Note that both of these methods work the same for senders as well. The term 'download' is
used for simplicity.
  
Web Sites with non-standard file listings
-----------------------------------------

The poll/nasa_mls

Other Examples
--------------

Subclassing of Sarracenia.flowcb is used internally to do a lot of core work.
It's a good idea to look at the sarracenia source code itself. For example:

* sr3 list fcb  is a command to list all the callback classes that are
  included in the metpx-sr3 package.

* *sarracenia.flowcb* have a look at the __init__.py file in there, which
  provides this information on a more programmatically succinct format.

* *sarracenia.flowcb.gather.file.File*  is a class that implements 
  file posting and directory watching, in the sense of a callback that 
  implements the *gather* entry point, by reading a file system and building a
  list of notification messages for processing.

* *sarracenia.flowcb.gather.message.Message* is a class that implements
  reception of notification messages from message queue protocol flows.

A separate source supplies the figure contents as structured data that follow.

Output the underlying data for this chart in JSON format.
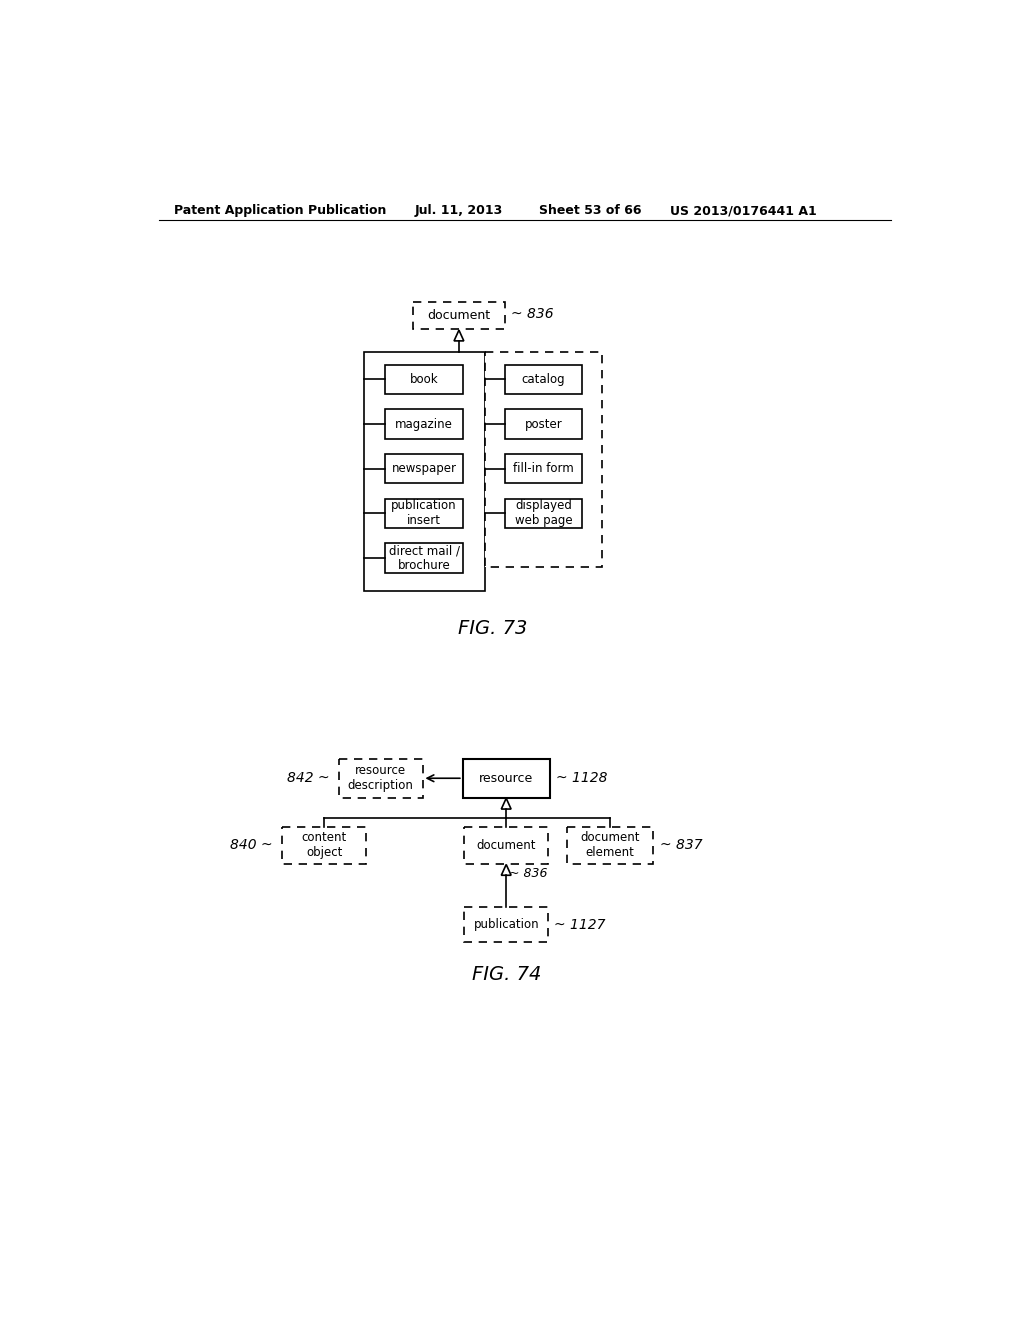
{
  "bg_color": "#ffffff",
  "header_text": "Patent Application Publication",
  "header_date": "Jul. 11, 2013",
  "header_sheet": "Sheet 53 of 66",
  "header_patent": "US 2013/0176441 A1",
  "fig73_label": "FIG. 73",
  "fig73_doc_label": "836",
  "fig73_left_items": [
    "book",
    "magazine",
    "newspaper",
    "publication\ninsert",
    "direct mail /\nbrochure"
  ],
  "fig73_right_items": [
    "catalog",
    "poster",
    "fill-in form",
    "displayed\nweb page"
  ],
  "fig74_label": "FIG. 74",
  "fig74_res_label": "1128",
  "fig74_resdesc_label": "842",
  "fig74_co_label": "840",
  "fig74_doc_label": "836",
  "fig74_de_label": "837",
  "fig74_pub_label": "1127"
}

* *sarracenia.flowcb.nodupe.NoDupe* This modules removes duplicates from message
  flows based on Identity checksums.

* *sarracenia.flowcb.post.message.Message* is a class that implements posting
  notification messages to Message queue protocol flows

* *sarracenia.flowcb.retry.Retry* when the transfer of a file fails,
  Sarracenia needs to persist the relevant notification message to a state file for 
  a later time when it can be tried again.  This class implements
  that functionality.


Modifying Files in Flight
-------------------------

The sarracenia.transfer class has an on_data entry point::

    def on_data(self, chunk) -> bytes:
        """
            transform data as it is being read. 
            Given a buffer, return the transformed buffer. 
            Checksum calculation is based on pre transformation... likely need
            a post transformation value as well.
        """
        # modify the chunk in this body...
        return chunk

   def registered_as():
        return ['scr' ]

   # copied from sarracenia.transfer.https

   def connect(self):

        if self.connected: self.close()

        self.connected = False
        self.sendTo = self.o.sendTo.replace('scr', 'https', 1)
        self.timeout = self.o.timeout

        if not self.credentials(): return False

        return True
        

to perform inflight data modification, one can sub-class the relevant transfer class.
Such a class (scr - strip carriage returns) can be added by putting an import in the configuration 
file::

    import scr.py

then messages where the retrieval url is set to use the *scr* retrieval scheme will use this 
custome transfer protocol.


Subclassing Flow
----------------

If none of the built-in components ( poll, post, sarra, shovel, subscribe, watch, winnow ) have the 
behaviour desired, one can build a custom component to do the right thing by sub-classing flow.

Copy one of the flow sub-classes from the source code, and modify to taste.  In the configuration
file, add the line::

   flowMain myComponent

to have the flow use the new component.